Breakwater has already deposited US$2 million as a downpayment, and the remainder is expected to be paid in cash by April 17, 2000.
Cambior says the US$48-million in proceeds, minus US$1 million in fees and expenses, will be allocated under its creditor agreements in order to pay accrued fees and interest (US$5 million), as well as to improve its gold hedging position (US$8 million) and repay a portion of its outstanding loans (US$30 million). The remaining US$4 million will be retained by Cambior as working capital.
Thus, Cambior’s debt to its financial creditors will be reduced to US$182 million from US$212 million. A requirement to reduce obligations by US$75 million before June 30, 2000, will have been partly met with these payments, leaving a balance of US$32 million to be generated by June 30, 2000.
In addition, Cambior says its sale of the Bouchard-Hebert and Langlois operations will generate a pretax book loss of about US$120 million, a sum that will be incorporated into the company’s 1999 year-end results.
Cambior states that while it intends to continue reducing its debt by disposing of base metal assets, it will still consider alternative actions.
Once the deal for the two Quebec mines is completed, Breakwater expects to have an annual production capacity of 550 million lbs. zinc, 18 million lbs. copper, 27 million lbs. lead, 30,000 oz. gold and 2.5 million oz. silver, expressed in terms of contained-metal production.
In 1999, Breakwater’s four operating zinc mines — El Mochito in Honduras, El Toqui in Chile, Nanisivik on Baffin Island, and Bougrine in Tunisia — produced 383 million lbs. zinc, 24 million lbs. lead, 4,900 oz. gold and 2.1 million oz. silver.

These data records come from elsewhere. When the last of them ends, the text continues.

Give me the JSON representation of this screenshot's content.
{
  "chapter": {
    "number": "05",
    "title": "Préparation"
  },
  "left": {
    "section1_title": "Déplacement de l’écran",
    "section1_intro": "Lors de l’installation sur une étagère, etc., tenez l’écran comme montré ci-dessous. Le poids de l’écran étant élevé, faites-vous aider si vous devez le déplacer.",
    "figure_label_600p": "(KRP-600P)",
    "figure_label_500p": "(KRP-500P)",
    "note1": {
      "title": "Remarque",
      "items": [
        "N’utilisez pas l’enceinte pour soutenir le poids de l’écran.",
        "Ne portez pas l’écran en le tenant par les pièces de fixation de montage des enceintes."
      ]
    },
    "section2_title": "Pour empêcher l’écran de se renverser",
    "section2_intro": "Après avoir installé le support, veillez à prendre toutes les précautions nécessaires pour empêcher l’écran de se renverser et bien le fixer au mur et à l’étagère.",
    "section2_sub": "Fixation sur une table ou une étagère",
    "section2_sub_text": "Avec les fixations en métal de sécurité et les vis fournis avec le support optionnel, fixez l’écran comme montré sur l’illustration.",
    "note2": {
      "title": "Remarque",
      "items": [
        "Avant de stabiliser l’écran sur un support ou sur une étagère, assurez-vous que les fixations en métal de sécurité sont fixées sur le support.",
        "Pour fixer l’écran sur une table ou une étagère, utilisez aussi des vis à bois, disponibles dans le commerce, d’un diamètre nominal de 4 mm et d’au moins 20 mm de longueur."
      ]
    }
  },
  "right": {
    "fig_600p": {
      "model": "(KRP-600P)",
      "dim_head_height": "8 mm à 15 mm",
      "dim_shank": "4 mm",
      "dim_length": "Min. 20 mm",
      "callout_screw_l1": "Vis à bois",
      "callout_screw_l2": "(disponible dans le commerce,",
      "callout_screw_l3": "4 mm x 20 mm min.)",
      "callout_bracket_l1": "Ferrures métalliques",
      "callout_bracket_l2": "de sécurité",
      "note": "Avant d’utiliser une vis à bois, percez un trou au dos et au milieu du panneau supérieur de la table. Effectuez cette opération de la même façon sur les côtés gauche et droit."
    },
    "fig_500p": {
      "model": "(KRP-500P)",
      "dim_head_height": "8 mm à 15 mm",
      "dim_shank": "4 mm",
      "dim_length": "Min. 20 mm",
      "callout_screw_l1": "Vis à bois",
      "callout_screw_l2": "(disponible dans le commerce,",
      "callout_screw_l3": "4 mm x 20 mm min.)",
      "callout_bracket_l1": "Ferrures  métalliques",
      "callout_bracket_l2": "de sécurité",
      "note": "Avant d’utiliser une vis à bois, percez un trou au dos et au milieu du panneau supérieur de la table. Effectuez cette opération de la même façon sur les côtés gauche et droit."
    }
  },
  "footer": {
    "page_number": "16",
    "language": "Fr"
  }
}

Total year-end reserves at these four mines, plus the suspended Caribou zinc operation in New Brunswick, stood at 15.9 million tonnes grading 7.8% zinc, 1.9% lead and 51 grams silver. Additional resources at the five properties were pegged at 26.5 million tonnes of 8.3% zinc, 2.1% lead and 63 grams silver.
Meanwhile, Breakwater has reported more exploration success at El Toqui, where recent drilling targetted four areas: southeast of the San Antonio mine; east and south of the Mallin-Monica mine; west of the Dona Rosa mine; and to the extreme west in the Estatuas area.

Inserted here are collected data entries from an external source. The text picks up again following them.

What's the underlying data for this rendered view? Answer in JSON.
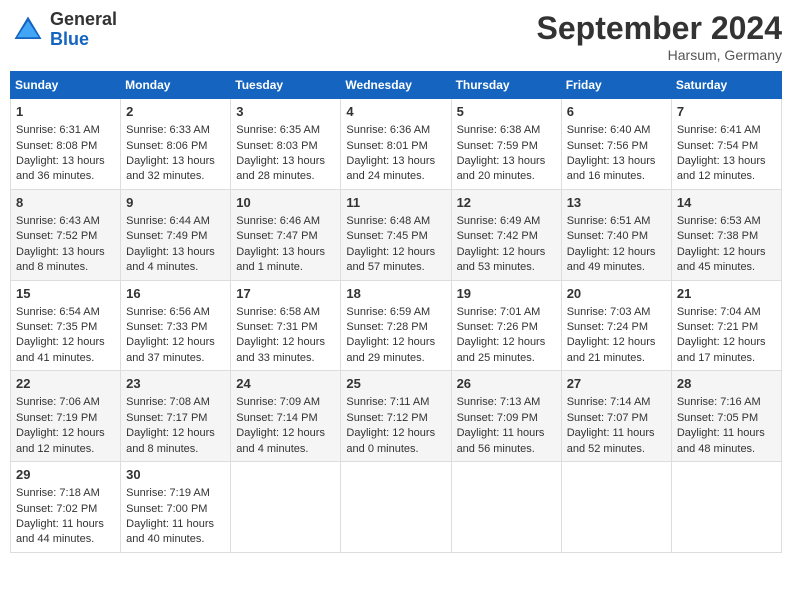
{
  "header": {
    "logo_line1": "General",
    "logo_line2": "Blue",
    "month": "September 2024",
    "location": "Harsum, Germany"
  },
  "days_of_week": [
    "Sunday",
    "Monday",
    "Tuesday",
    "Wednesday",
    "Thursday",
    "Friday",
    "Saturday"
  ],
  "weeks": [
    [
      {
        "day": 1,
        "lines": [
          "Sunrise: 6:31 AM",
          "Sunset: 8:08 PM",
          "Daylight: 13 hours",
          "and 36 minutes."
        ]
      },
      {
        "day": 2,
        "lines": [
          "Sunrise: 6:33 AM",
          "Sunset: 8:06 PM",
          "Daylight: 13 hours",
          "and 32 minutes."
        ]
      },
      {
        "day": 3,
        "lines": [
          "Sunrise: 6:35 AM",
          "Sunset: 8:03 PM",
          "Daylight: 13 hours",
          "and 28 minutes."
        ]
      },
      {
        "day": 4,
        "lines": [
          "Sunrise: 6:36 AM",
          "Sunset: 8:01 PM",
          "Daylight: 13 hours",
          "and 24 minutes."
        ]
      },
      {
        "day": 5,
        "lines": [
          "Sunrise: 6:38 AM",
          "Sunset: 7:59 PM",
          "Daylight: 13 hours",
          "and 20 minutes."
        ]
      },
      {
        "day": 6,
        "lines": [
          "Sunrise: 6:40 AM",
          "Sunset: 7:56 PM",
          "Daylight: 13 hours",
          "and 16 minutes."
        ]
      },
      {
        "day": 7,
        "lines": [
          "Sunrise: 6:41 AM",
          "Sunset: 7:54 PM",
          "Daylight: 13 hours",
          "and 12 minutes."
        ]
      }
    ],
    [
      {
        "day": 8,
        "lines": [
          "Sunrise: 6:43 AM",
          "Sunset: 7:52 PM",
          "Daylight: 13 hours",
          "and 8 minutes."
        ]
      },
      {
        "day": 9,
        "lines": [
          "Sunrise: 6:44 AM",
          "Sunset: 7:49 PM",
          "Daylight: 13 hours",
          "and 4 minutes."
        ]
      },
      {
        "day": 10,
        "lines": [
          "Sunrise: 6:46 AM",
          "Sunset: 7:47 PM",
          "Daylight: 13 hours",
          "and 1 minute."
        ]
      },
      {
        "day": 11,
        "lines": [
          "Sunrise: 6:48 AM",
          "Sunset: 7:45 PM",
          "Daylight: 12 hours",
          "and 57 minutes."
        ]
      },
      {
        "day": 12,
        "lines": [
          "Sunrise: 6:49 AM",
          "Sunset: 7:42 PM",
          "Daylight: 12 hours",
          "and 53 minutes."
        ]
      },
      {
        "day": 13,
        "lines": [
          "Sunrise: 6:51 AM",
          "Sunset: 7:40 PM",
          "Daylight: 12 hours",
          "and 49 minutes."
        ]
      },
      {
        "day": 14,
        "lines": [
          "Sunrise: 6:53 AM",
          "Sunset: 7:38 PM",
          "Daylight: 12 hours",
          "and 45 minutes."
        ]
      }
    ],
    [
      {
        "day": 15,
        "lines": [
          "Sunrise: 6:54 AM",
          "Sunset: 7:35 PM",
          "Daylight: 12 hours",
          "and 41 minutes."
        ]
      },
      {
        "day": 16,
        "lines": [
          "Sunrise: 6:56 AM",
          "Sunset: 7:33 PM",
          "Daylight: 12 hours",
          "and 37 minutes."
        ]
      },
      {
        "day": 17,
        "lines": [
          "Sunrise: 6:58 AM",
          "Sunset: 7:31 PM",
          "Daylight: 12 hours",
          "and 33 minutes."
        ]
      },
      {
        "day": 18,
        "lines": [
          "Sunrise: 6:59 AM",
          "Sunset: 7:28 PM",
          "Daylight: 12 hours",
          "and 29 minutes."
        ]
      },
      {
        "day": 19,
        "lines": [
          "Sunrise: 7:01 AM",
          "Sunset: 7:26 PM",
          "Daylight: 12 hours",
          "and 25 minutes."
        ]
      },
      {
        "day": 20,
        "lines": [
          "Sunrise: 7:03 AM",
          "Sunset: 7:24 PM",
          "Daylight: 12 hours",
          "and 21 minutes."
        ]
      },
      {
        "day": 21,
        "lines": [
          "Sunrise: 7:04 AM",
          "Sunset: 7:21 PM",
          "Daylight: 12 hours",
          "and 17 minutes."
        ]
      }
    ],
    [
      {
        "day": 22,
        "lines": [
          "Sunrise: 7:06 AM",
          "Sunset: 7:19 PM",
          "Daylight: 12 hours",
          "and 12 minutes."
        ]
      },
      {
        "day": 23,
        "lines": [
          "Sunrise: 7:08 AM",
          "Sunset: 7:17 PM",
          "Daylight: 12 hours",
          "and 8 minutes."
        ]
      },
      {
        "day": 24,
        "lines": [
          "Sunrise: 7:09 AM",
          "Sunset: 7:14 PM",
          "Daylight: 12 hours",
          "and 4 minutes."
        ]
      },
      {
        "day": 25,
        "lines": [
          "Sunrise: 7:11 AM",
          "Sunset: 7:12 PM",
          "Daylight: 12 hours",
          "and 0 minutes."
        ]
      },
      {
        "day": 26,
        "lines": [
          "Sunrise: 7:13 AM",
          "Sunset: 7:09 PM",
          "Daylight: 11 hours",
          "and 56 minutes."
        ]
      },
      {
        "day": 27,
        "lines": [
          "Sunrise: 7:14 AM",
          "Sunset: 7:07 PM",
          "Daylight: 11 hours",
          "and 52 minutes."
        ]
      },
      {
        "day": 28,
        "lines": [
          "Sunrise: 7:16 AM",
          "Sunset: 7:05 PM",
          "Daylight: 11 hours",
          "and 48 minutes."
        ]
      }
    ],
    [
      {
        "day": 29,
        "lines": [
          "Sunrise: 7:18 AM",
          "Sunset: 7:02 PM",
          "Daylight: 11 hours",
          "and 44 minutes."
        ]
      },
      {
        "day": 30,
        "lines": [
          "Sunrise: 7:19 AM",
          "Sunset: 7:00 PM",
          "Daylight: 11 hours",
          "and 40 minutes."
        ]
      },
      null,
      null,
      null,
      null,
      null
    ]
  ]
}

Highlights from 27 new holes at El Toqui include:
– 5.2 metres of 10.61% zinc, 1.08% lead, 0.9 gram gold and 56 grams gold in hole DMS-6;
– 8 metres of 10.66% zinc and 3 grams silver in hole SAE-1;
– 7.5 metres of 12.56% zinc and 4 grams silver in hole SAE-9; and
– 7 metres of 10.09% zinc in hole SAE-14. (This hole, a 180-metre stepout from SAE-02, has extended the San Antonio ore horizon by 380 metres into an area previously thought to be barren.)
Also, two holes drilled by previous operators suggest that El Toqui mineralization extends a further 2 km to the southeast.
Followup drilling is under way, and a 30,000-metre diamond drilling contract has been awarded.
Breakwater says these latest results confirm the presence of a large and continuous zinc-mineralized manto and that a “large resource picture is developing.”
As a result of this success, Breakwater has begun engineering work to expand the El Toqui operations by a minimum of 25% to 1,500 tonnes per day. The company expects the expansion will cost $1 million and be completed by year-end.